Я с изумлением поняла, что нахожусь в маминой театральной квартире. Марко поймал мой взгляд.

– Да, я решил подбросить тебя до дома. Ты же не против?

– Я только за. Значит, торгуешь политическим влиянием?

– Что-то типа того. Выгодный бизнес. Ты могла бы быть очень полезна нам.

– Шантаж? Скандальные фото?

– О, перестань! Одри вас щелкнула, да, но я не имею к этому никакого отношения. Шторы надо задергивать.

– И линзы прятать получше, особенно когда хочешь сменить министра обороны! – ответила я без особой вражды. Мы были похожи на двух шахматистов, партия которых только-только перевалила за первую треть. Мы не спешили. Я пыталась понять, почему он привез меня к матери на квартиру.

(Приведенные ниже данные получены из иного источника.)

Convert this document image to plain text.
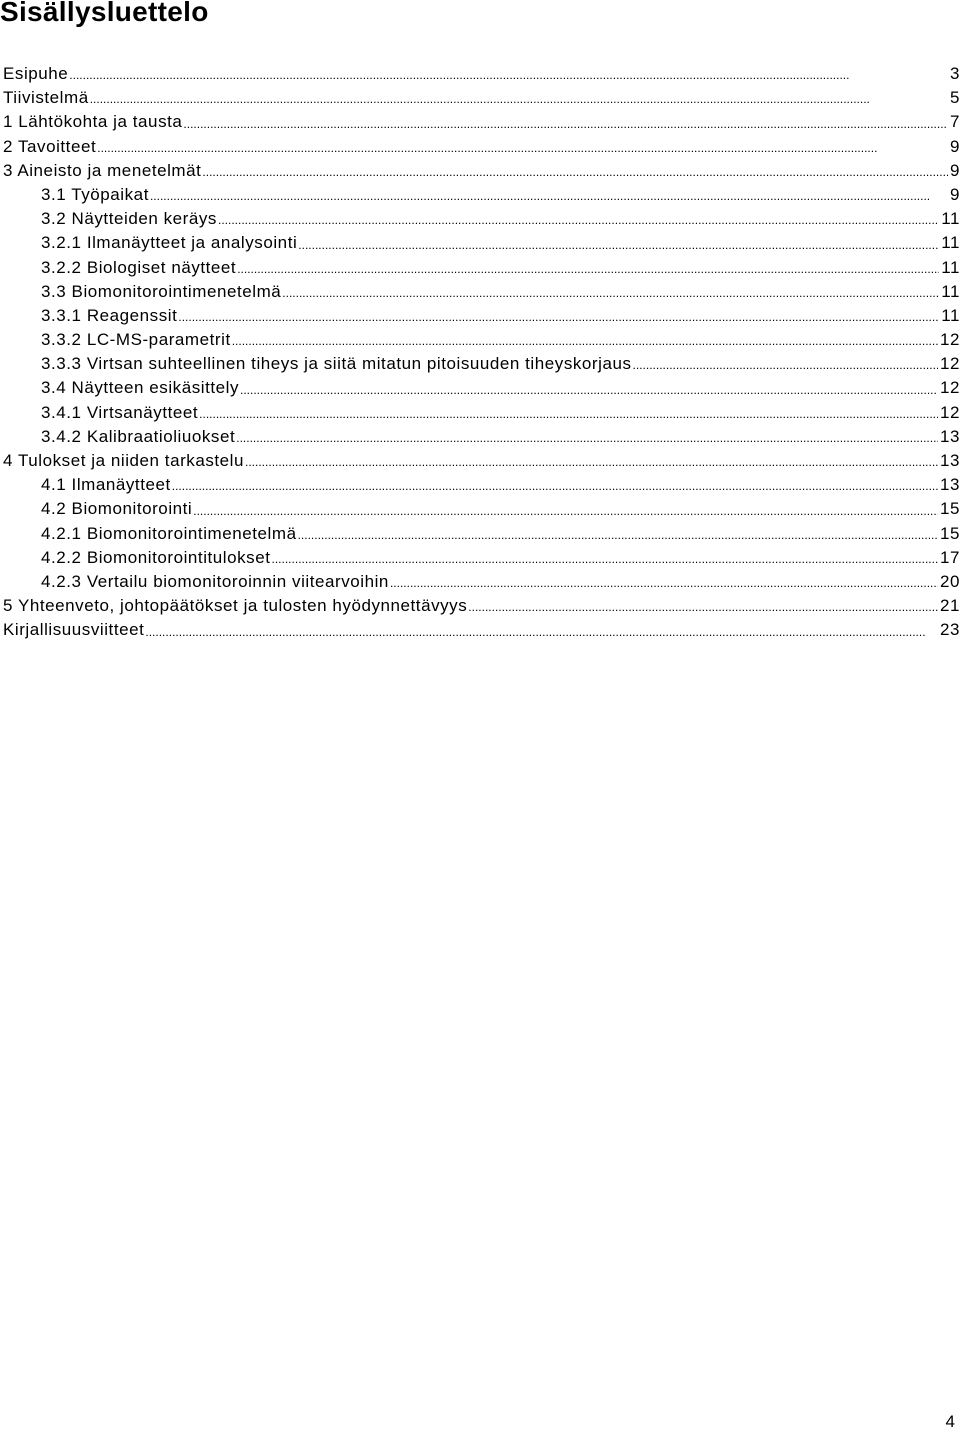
Sisällysluettelo
Esipuhe .....	3
Tiivistelmä .....	5
1 Lähtökohta ja tausta .....	7
2 Tavoitteet .....	9
3 Aineisto ja menetelmät .....	9
3.1 Työpaikat .....	9
3.2 Näytteiden keräys .....	11
3.2.1 Ilmanäytteet ja analysointi .....	11
3.2.2 Biologiset näytteet .....	11
3.3 Biomonitorointimenetelmä .....	11
3.3.1 Reagenssit .....	11
3.3.2 LC-MS-parametrit .....	12
3.3.3 Virtsan suhteellinen tiheys ja siitä mitatun pitoisuuden tiheyskorjaus .....	12
3.4 Näytteen esikäsittely .....	12
3.4.1 Virtsanäytteet .....	12
3.4.2 Kalibraatioliuokset .....	13
4 Tulokset ja niiden tarkastelu .....	13
4.1 Ilmanäytteet .....	13
4.2 Biomonitorointi .....	15
4.2.1 Biomonitorointimenetelmä .....	15
4.2.2 Biomonitorointitulokset .....	17
4.2.3 Vertailu biomonitoroinnin viitearvoihin .....	20
5 Yhteenveto, johtopäätökset ja tulosten hyödynnettävyys .....	21
Kirjallisuusviitteet .....	23
4
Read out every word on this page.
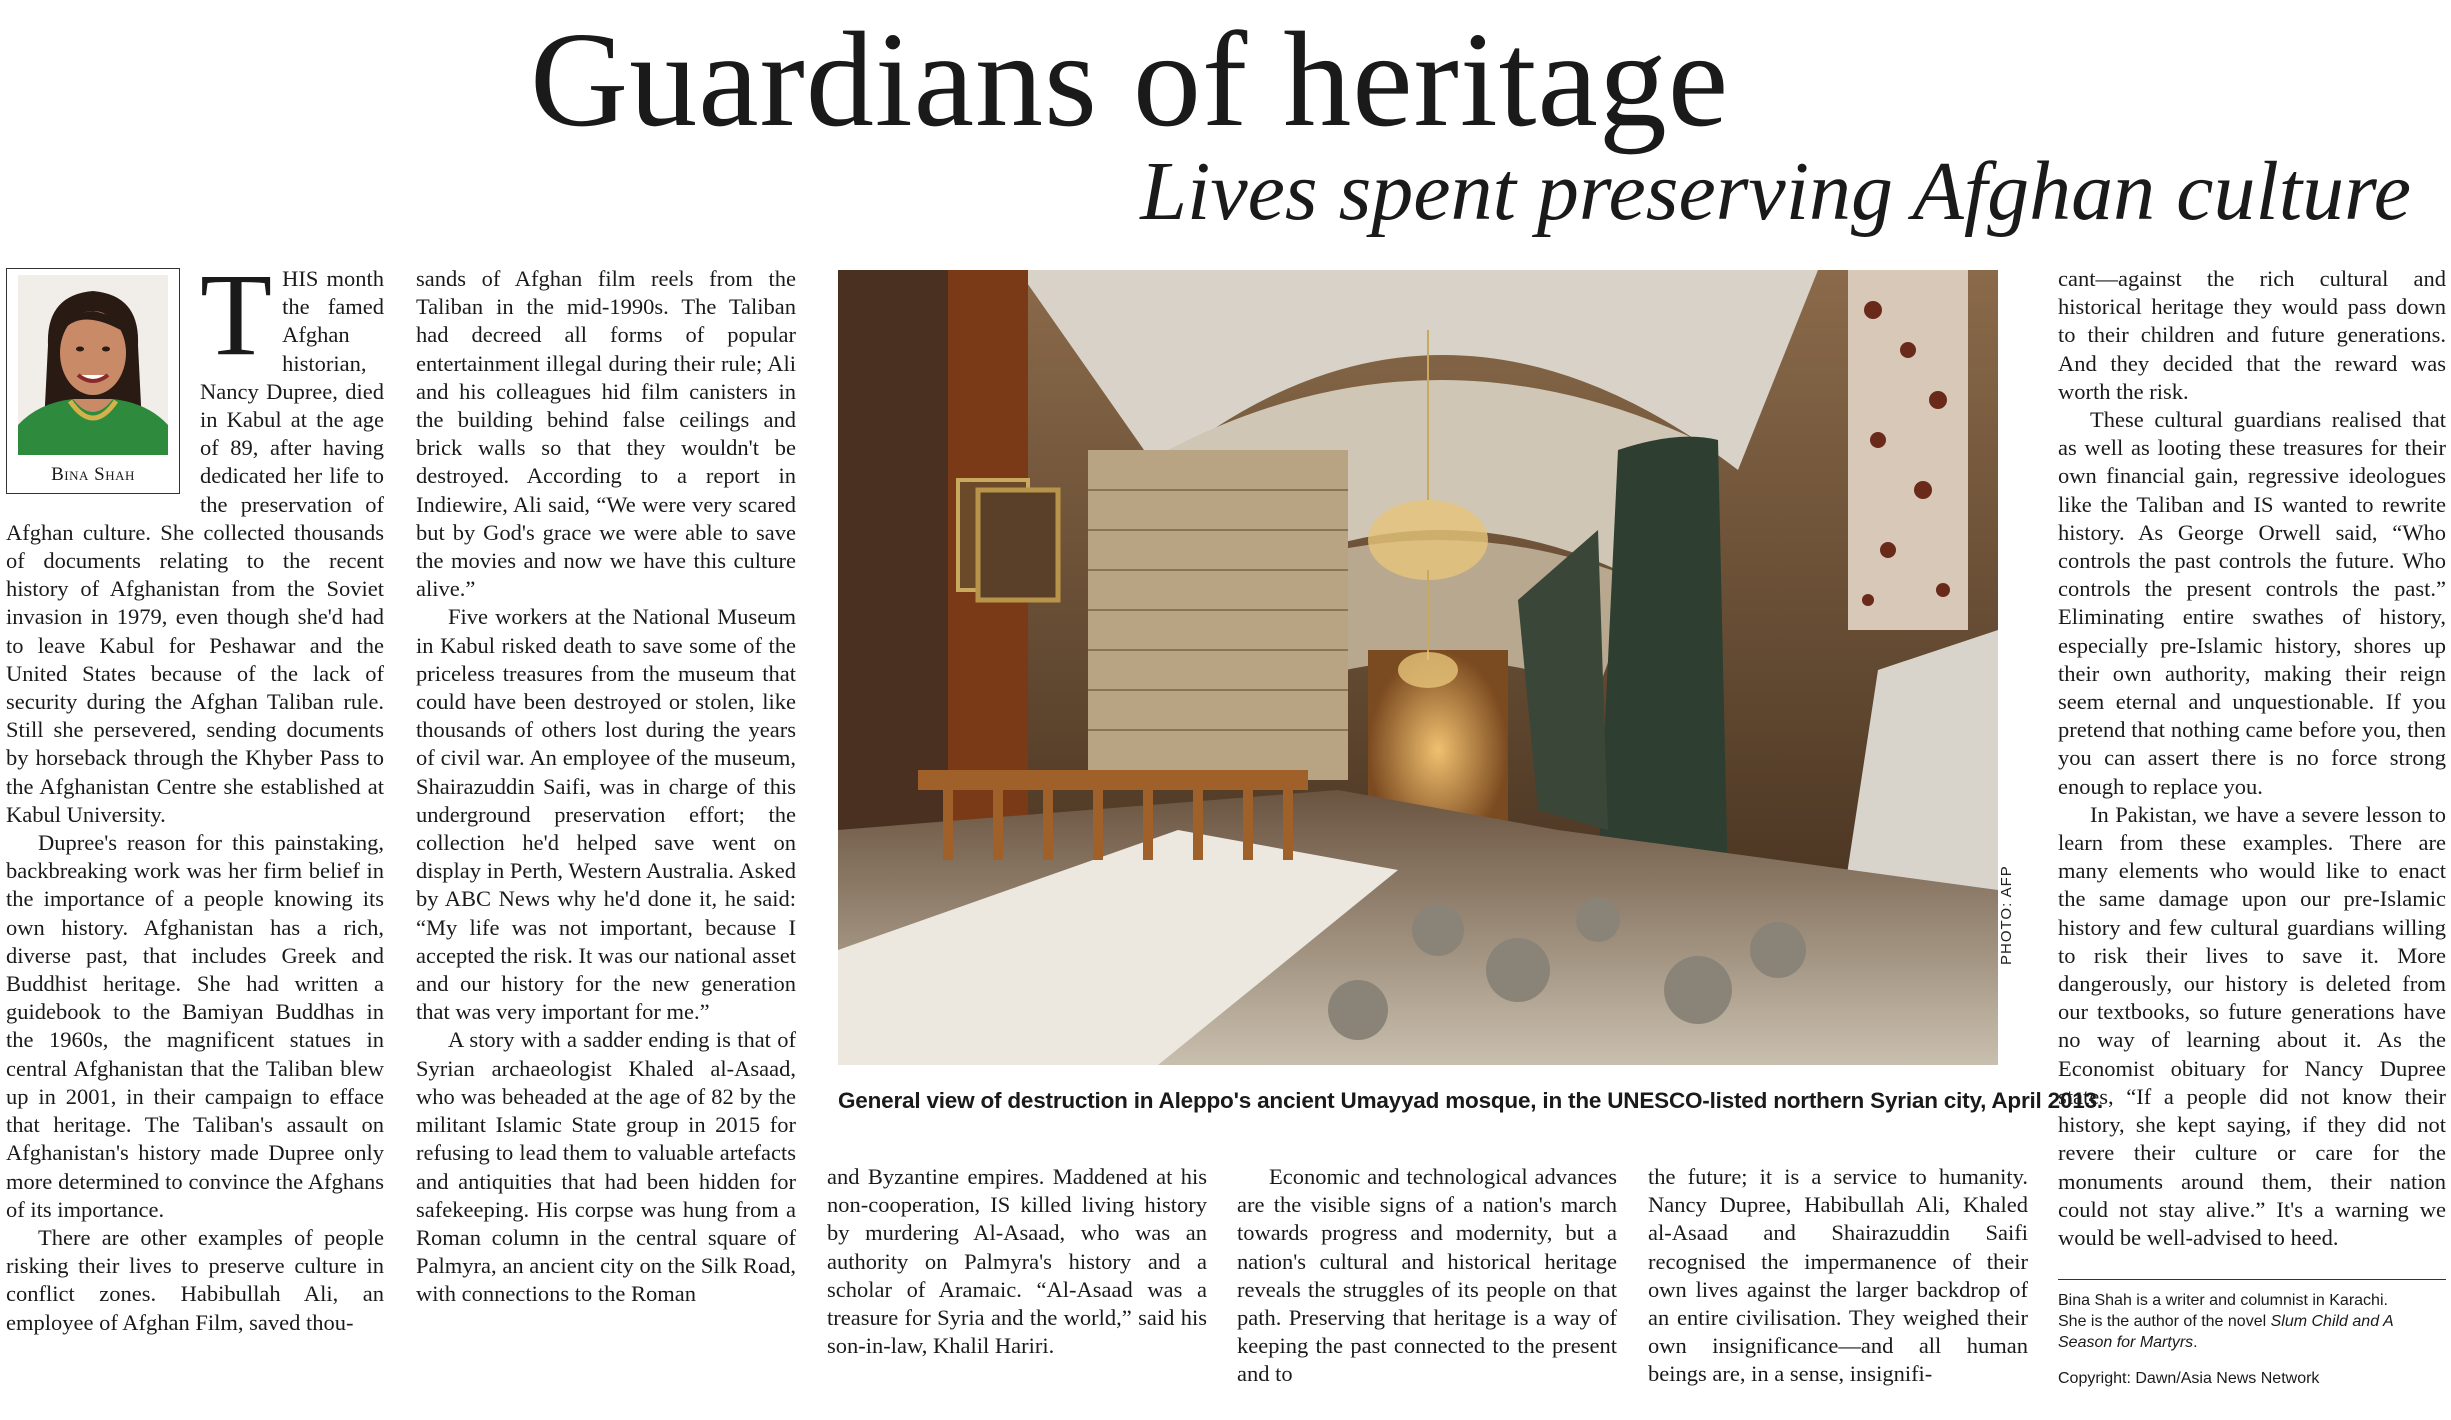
Guardians of heritage
Lives spent preserving Afghan culture
Bina Shah
T HIS month the famed Afghan historian, Nancy Dupree, died in Kabul at the age of 89, after having dedicated her life to the preservation of Afghan culture. She collected thousands of documents relating to the recent history of Afghanistan from the Soviet invasion in 1979, even though she'd had to leave Kabul for Peshawar and the United States because of the lack of security during the Afghan Taliban rule. Still she persevered, sending documents by horseback through the Khyber Pass to the Afghanistan Centre she established at Kabul University.

Dupree's reason for this painstaking, backbreaking work was her firm belief in the importance of a people knowing its own history. Afghanistan has a rich, diverse past, that includes Greek and Buddhist heritage. She had written a guidebook to the Bamiyan Buddhas in the 1960s, the magnificent statues in central Afghanistan that the Taliban blew up in 2001, in their campaign to efface that heritage. The Taliban's assault on Afghanistan's history made Dupree only more determined to convince the Afghans of its importance.

There are other examples of people risking their lives to preserve culture in conflict zones. Habibullah Ali, an employee of Afghan Film, saved thou-

sands of Afghan film reels from the Taliban in the mid-1990s. The Taliban had decreed all forms of popular entertainment illegal during their rule; Ali and his colleagues hid film canisters in the building behind false ceilings and brick walls so that they wouldn't be destroyed. According to a report in Indiewire, Ali said, “We were very scared but by God's grace we were able to save the movies and now we have this culture alive.”

Five workers at the National Museum in Kabul risked death to save some of the priceless treasures from the museum that could have been destroyed or stolen, like thousands of others lost during the years of civil war. An employee of the museum, Shairazuddin Saifi, was in charge of this underground preservation effort; the collection he'd helped save went on display in Perth, Western Australia. Asked by ABC News why he'd done it, he said: “My life was not important, because I accepted the risk. It was our national asset and our history for the new generation that was very important for me.”

A story with a sadder ending is that of Syrian archaeologist Khaled al-Asaad, who was beheaded at the age of 82 by the militant Islamic State group in 2015 for refusing to lead them to valuable artefacts and antiquities that had been hidden for safekeeping. His corpse was hung from a Roman column in the central square of Palmyra, an ancient city on the Silk Road, with connections to the Roman

PHOTO: AFP
General view of destruction in Aleppo's ancient Umayyad mosque, in the UNESCO-listed northern Syrian city, April 2013.

and Byzantine empires. Maddened at his non-cooperation, IS killed living history by murdering Al-Asaad, who was an authority on Palmyra's history and a scholar of Aramaic. “Al-Asaad was a treasure for Syria and the world,” said his son-in-law, Khalil Hariri.

Economic and technological advances are the visible signs of a nation's march towards progress and modernity, but a nation's cultural and historical heritage reveals the struggles of its people on that path. Preserving that heritage is a way of keeping the past connected to the present and to

the future; it is a service to humanity. Nancy Dupree, Habibullah Ali, Khaled al-Asaad and Shairazuddin Saifi recognised the impermanence of their own lives against the larger backdrop of an entire civilisation. They weighed their own insignificance—and all human beings are, in a sense, insignifi-

cant—against the rich cultural and historical heritage they would pass down to their children and future generations. And they decided that the reward was worth the risk.

These cultural guardians realised that as well as looting these treasures for their own financial gain, regressive ideologues like the Taliban and IS wanted to rewrite history. As George Orwell said, “Who controls the past controls the future. Who controls the present controls the past.” Eliminating entire swathes of history, especially pre-Islamic history, shores up their own authority, making their reign seem eternal and unquestionable. If you pretend that nothing came before you, then you can assert there is no force strong enough to replace you.

In Pakistan, we have a severe lesson to learn from these examples. There are many elements who would like to enact the same damage upon our pre-Islamic history and few cultural guardians willing to risk their lives to save it. More dangerously, our history is deleted from our textbooks, so future generations have no way of learning about it. As the Economist obituary for Nancy Dupree states, “If a people did not know their history, she kept saying, if they did not revere their culture or care for the monuments around them, their nation could not stay alive.” It's a warning we would be well-advised to heed.

Bina Shah is a writer and columnist in Karachi.
She is the author of the novel Slum Child and A Season for Martyrs.
Copyright: Dawn/Asia News Network
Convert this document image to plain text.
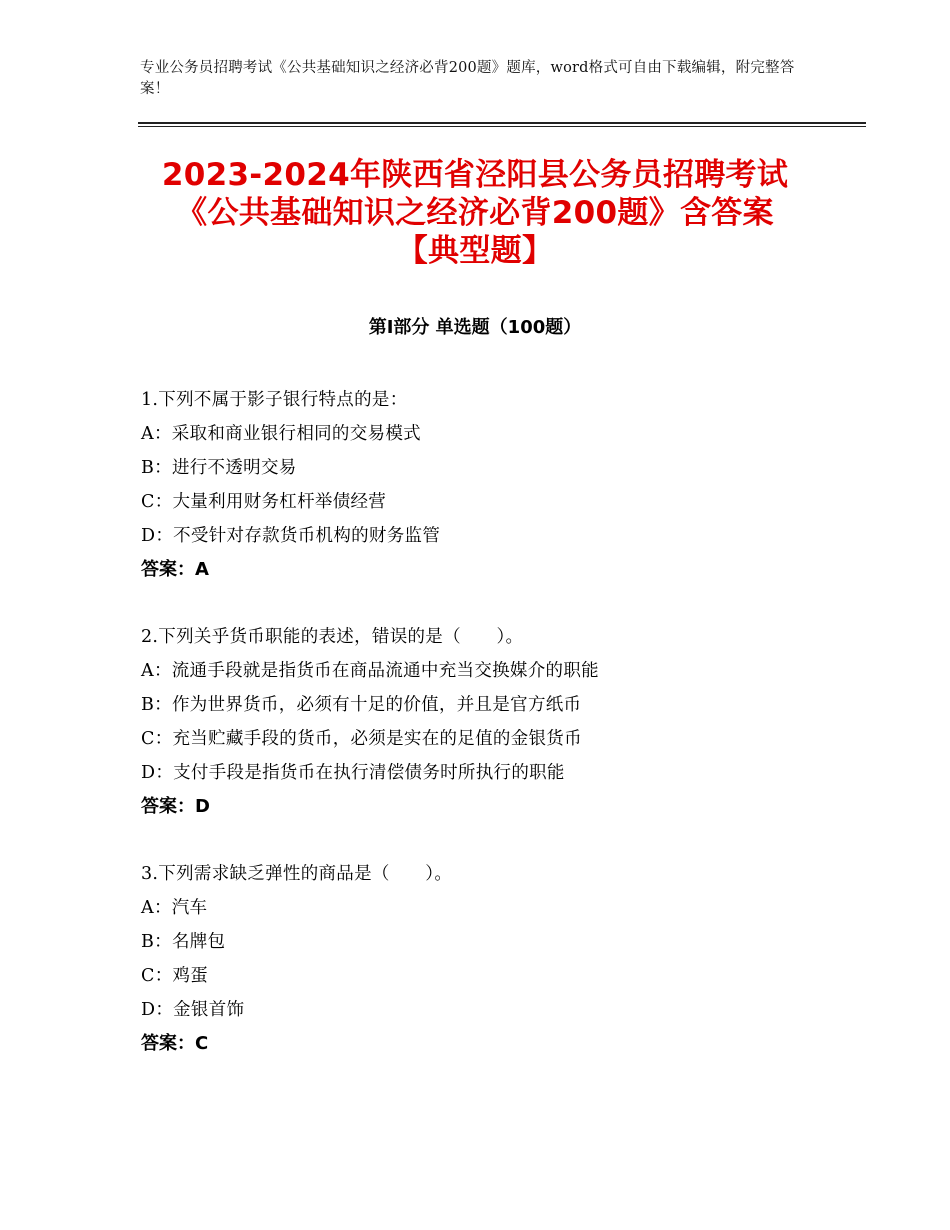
专业公务员招聘考试《公共基础知识之经济必背200题》题库，word格式可自由下载编辑，附完整答案！
2023-2024年陕西省泾阳县公务员招聘考试
《公共基础知识之经济必背200题》含答案
【典型题】
第Ⅰ部分 单选题（100题）
1.下列不属于影子银行特点的是：
A：采取和商业银行相同的交易模式
B：进行不透明交易
C：大量利用财务杠杆举债经营
D：不受针对存款货币机构的财务监管
答案：A
2.下列关乎货币职能的表述，错误的是（　　）。
A：流通手段就是指货币在商品流通中充当交换媒介的职能
B：作为世界货币，必须有十足的价值，并且是官方纸币
C：充当贮藏手段的货币，必须是实在的足值的金银货币
D：支付手段是指货币在执行清偿债务时所执行的职能
答案：D
3.下列需求缺乏弹性的商品是（　　）。
A：汽车
B：名牌包
C：鸡蛋
D：金银首饰
答案：C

Хочет убить меня здесь и свалить всё на маму?

– Господи, из-за такой ерунды! Ты нашла линзы? Дурак этот Вайтер, я ведь советовал ему не высовываться, сидеть дома, а он все твердил, что знает, что делает. Чертов мастер маскировки. Глупец!

– Ты бы все равно убил его.

– Такая уж у него была роль, – пожал плечами Марко. – Нет, ну как ты нас вычислила! По каким-то дурацким линзам. Все же жаль, что так вышло. Умная, удар держать умеешь, и Габриэль ты понравилась. Что же делать, Даша? Ведь я, ты не поверишь, никогда не испытывал к тебе негативных чувств. Вот, значит, почему ты рассматривала фотографию мертвого Вайтера, да? А то мне, представляешь, звонит Андре и требует объяснить, каким боком я причастен к смерти этого проходимца. А я даже не понимаю, откуда ему имя стало известно. Я онемел просто! Отчасти его звонок и является той причиной, по которой ты до сих пор сидишь тут и мило со мной беседуешь. Поверь, я очень хочу найти решение возникшей проблемы. Ты поможешь мне? Я ведь люблю своего брата и не хочу сделать его несчастным.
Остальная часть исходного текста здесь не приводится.